Using Data Analytics to Enhance Cash Management

Data Analytics
Posted by Guillermo Tello [1]

Financial management information systems (FMIS) put increasingly vast amounts of financial information at the fingertips of members of state treasuries, enabling them to analyze budget execution trends and to track the accuracy of cash flow projections.

However, these units do not always have enough resources or skills to produce timely and accurate financial information for effective decision making. This is partly due to the lack of complete system integration or interoperability. Cash management units were put to the test during the Global Financial Crisis and the COVID-19 pandemic given the increasing need to produce ad hoc financial reports. In many countries, government asset liability and cash management committees assemble each month to analyze trends in budget execution and cash forecasts. The aim is to minimize the opportunity costs of the large amounts of fiscal support being provided.  

A lot goes on behind the scenes in the preparation of these reports, from gathering many pieces of data from multiple sources to the manual input of this information into Excel spreadsheets. The results of these efforts have been mixed. Many countries are still experiencing a high degree of cash flow volatility as well as relatively large deviations between actual and forecasted numbers, creating both impediments to effective cash management and fiscal costs for the government.[2] Contributing to these mixed results are inaccurate spending plans from agencies, unreliable revenue projections, and the lack of access to timely information.

Business Intelligence (BI) is a tool to obtain high-value information to support the process of making decisions. BI uses processes and technologies to obtain information from different sources that is timely, accurate, and actionable. During the design of a BI system, the gathering of user requirements is critical. As a result, cash management and asset liability management committee members are interviewed to understand what core reports, performance indicators and other information are important to them in undertaking their business processes.

The use of data analytics can help government treasuries improve the accuracy of cash forecasting, which is one of the pillars of modern cash management.[3] Data analytics is no longer an exercise performed in the private sector alone as solutions have been developed with reasonable licensing costs, and many countries have acquired considerable experience and knowledge of the analytical techniques.

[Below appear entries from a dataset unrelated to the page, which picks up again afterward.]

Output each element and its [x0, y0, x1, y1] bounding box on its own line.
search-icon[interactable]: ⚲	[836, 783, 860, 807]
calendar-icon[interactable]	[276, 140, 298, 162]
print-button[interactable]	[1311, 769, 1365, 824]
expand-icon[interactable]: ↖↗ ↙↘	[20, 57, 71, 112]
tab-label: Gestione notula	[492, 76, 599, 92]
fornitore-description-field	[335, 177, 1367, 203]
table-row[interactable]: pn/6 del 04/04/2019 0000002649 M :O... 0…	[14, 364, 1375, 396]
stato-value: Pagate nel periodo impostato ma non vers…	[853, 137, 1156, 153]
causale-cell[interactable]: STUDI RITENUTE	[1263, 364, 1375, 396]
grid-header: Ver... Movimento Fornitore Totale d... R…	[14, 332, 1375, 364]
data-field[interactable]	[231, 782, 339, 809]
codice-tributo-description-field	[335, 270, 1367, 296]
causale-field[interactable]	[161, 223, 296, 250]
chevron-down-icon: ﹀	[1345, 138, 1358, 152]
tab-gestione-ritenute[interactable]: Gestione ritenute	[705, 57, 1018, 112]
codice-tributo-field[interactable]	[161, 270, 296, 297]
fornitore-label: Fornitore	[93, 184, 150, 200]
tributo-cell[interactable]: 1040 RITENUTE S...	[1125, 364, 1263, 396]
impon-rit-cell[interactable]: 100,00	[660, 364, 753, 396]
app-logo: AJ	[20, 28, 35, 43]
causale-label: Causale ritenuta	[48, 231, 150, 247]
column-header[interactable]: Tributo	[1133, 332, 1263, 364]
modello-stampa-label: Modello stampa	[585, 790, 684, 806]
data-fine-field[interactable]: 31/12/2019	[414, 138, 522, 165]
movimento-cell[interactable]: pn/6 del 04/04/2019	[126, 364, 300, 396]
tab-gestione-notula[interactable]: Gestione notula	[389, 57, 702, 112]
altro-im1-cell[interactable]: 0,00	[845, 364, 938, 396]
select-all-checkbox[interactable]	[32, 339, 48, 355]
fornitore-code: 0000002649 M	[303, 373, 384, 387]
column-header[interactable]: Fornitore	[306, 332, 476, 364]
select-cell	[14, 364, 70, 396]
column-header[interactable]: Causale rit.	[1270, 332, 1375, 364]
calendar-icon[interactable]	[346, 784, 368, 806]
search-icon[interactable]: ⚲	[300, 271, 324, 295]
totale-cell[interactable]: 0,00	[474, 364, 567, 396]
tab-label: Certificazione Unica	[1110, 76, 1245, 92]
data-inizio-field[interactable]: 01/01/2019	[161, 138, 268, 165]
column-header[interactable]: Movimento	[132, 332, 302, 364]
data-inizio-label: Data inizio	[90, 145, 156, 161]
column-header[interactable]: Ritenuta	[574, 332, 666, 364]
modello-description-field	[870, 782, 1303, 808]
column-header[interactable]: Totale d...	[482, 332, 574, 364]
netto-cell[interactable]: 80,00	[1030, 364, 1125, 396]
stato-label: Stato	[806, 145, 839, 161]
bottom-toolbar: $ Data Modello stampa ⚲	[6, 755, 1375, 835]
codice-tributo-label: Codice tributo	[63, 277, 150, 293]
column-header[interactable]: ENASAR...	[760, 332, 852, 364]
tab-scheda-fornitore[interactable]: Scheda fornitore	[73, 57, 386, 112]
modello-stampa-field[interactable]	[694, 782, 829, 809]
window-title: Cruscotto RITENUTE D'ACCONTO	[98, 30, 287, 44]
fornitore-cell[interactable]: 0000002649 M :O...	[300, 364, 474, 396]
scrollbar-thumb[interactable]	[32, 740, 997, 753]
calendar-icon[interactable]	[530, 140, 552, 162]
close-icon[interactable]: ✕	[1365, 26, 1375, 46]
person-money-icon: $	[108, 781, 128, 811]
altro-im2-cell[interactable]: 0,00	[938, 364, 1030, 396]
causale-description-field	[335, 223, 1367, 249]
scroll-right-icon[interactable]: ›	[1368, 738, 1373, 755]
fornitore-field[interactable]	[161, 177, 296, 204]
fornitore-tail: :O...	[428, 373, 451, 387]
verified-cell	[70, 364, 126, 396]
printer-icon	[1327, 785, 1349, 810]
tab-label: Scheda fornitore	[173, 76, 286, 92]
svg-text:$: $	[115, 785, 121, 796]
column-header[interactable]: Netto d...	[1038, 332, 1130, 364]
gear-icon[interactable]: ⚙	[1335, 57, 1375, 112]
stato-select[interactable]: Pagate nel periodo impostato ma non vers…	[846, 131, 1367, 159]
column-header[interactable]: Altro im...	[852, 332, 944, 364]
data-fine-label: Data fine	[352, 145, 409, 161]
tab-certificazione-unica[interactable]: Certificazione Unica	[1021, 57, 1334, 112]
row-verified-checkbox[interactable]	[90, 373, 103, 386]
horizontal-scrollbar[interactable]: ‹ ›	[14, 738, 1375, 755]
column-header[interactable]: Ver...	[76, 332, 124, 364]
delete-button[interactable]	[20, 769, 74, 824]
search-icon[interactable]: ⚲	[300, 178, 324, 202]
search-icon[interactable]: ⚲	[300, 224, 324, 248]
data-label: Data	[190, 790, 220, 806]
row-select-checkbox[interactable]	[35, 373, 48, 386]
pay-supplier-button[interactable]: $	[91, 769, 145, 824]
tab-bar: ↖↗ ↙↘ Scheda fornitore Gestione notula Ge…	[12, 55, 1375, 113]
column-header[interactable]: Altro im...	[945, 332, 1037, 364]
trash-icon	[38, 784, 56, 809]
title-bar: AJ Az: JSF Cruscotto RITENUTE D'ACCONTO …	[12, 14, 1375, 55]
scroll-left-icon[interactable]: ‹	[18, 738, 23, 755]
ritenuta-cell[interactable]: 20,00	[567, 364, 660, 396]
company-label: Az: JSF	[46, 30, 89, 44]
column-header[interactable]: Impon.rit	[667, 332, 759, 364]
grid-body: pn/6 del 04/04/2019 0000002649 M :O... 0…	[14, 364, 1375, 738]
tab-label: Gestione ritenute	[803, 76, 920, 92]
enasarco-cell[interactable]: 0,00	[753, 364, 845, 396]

An example is the Government of Indonesia, where the Ministry of Finance’s Directorate General of Treasury is planning to take active cash management to the next level by implementing a BI platform. The objectives are three-fold: 1) to increase data digitization, 2) to obtain timely and actionable cash flow information to invest anticipated cash surpluses and borrow to cover anticipated shortfalls, and 3) to apply the use of a dashboard to monitor key performance indicators and improve the predictability of cash flow forecasts. Of course, it will be challenging to consolidate data from different systems so that it can be extracted, transformed and loaded into the BI tool. Some of these challenges are being addressed by Indonesia’s cash management unit teaming up with the information technology team to develop “data marts” that feed data from various operational systems, including the FMIS.[4]

The BI tool will allow governments to quickly spot budget execution trends by agency, quarter, year, and economic classification, as well as trends in revenue collections. Such knowledge can be used to adjust and increase the predictability of monthly, weekly and daily cash flow forecasts. In addition, ad hoc reporting and query capabilities are now possible with front-end tools such as online analytical processing (OLAP), thus allowing a shift from static reports to a multidimensional view of data that can be rearranged spontaneously in response to varying needs.

Other advanced data analytic tools that are becoming widely used include predictive analytics and machine learning which allow users not only to predict trends from historical data, but to make forecasts using calibrated models[5]. Selecting the right people with the necessary experience and analytical skills is, of course, crucial to accurately interpret the information produced by these tools.

The implementation of data analytical tools such as BI should allow government treasuries and their respective cash management units to improve the predictability of cash flow forecasts under both approaches: bottom-up (expenditures) and top-down (revenues). For many countries the tool could prove invaluable in enhancing cash management procedures while making treasuries more resilient during challenging times such as the COVID-19 pandemic.

 

[1] Treasury Management Advisor, U.S. Treasury, Office of Technical Assistance, Advisor to the Ministry of Finance in Indonesia.

[2] “Cash Management – How do Countries Perform Sound Practices”, M. Coskun Cangoz and Leandro Secunho, World Bank Group, 2020.

[3] “Characteristics of good practices in government cash management:  centralization of government cash balances via the implementation of Treasury Single Account, ability to make accurate projections of short-term cash inflows and outflows, use of short-term money markets instruments to manage balances and timing cash flow mismatches, and strong coordination of debt and cash management”. Government Cash Management: Its Interaction with Other Financial Policies, Mike Williams, International Monetary Fund, 2010.

[4] A data mart is a repository of summarized data for reporting and analysis aimed at supporting business processes and decision-making.

[5] Calibration is a technique that evaluates – and aims to improve - the effectiveness of predictive models by making adjustments according to their error distribution, i.e., a comparison of the actual output and the expected output.

Note: The posts on the IMF PFM Blog should not be reported as representing the views of the IMF. The views expressed are those of the authors and do not necessarily represent those of the IMF or IMF policy.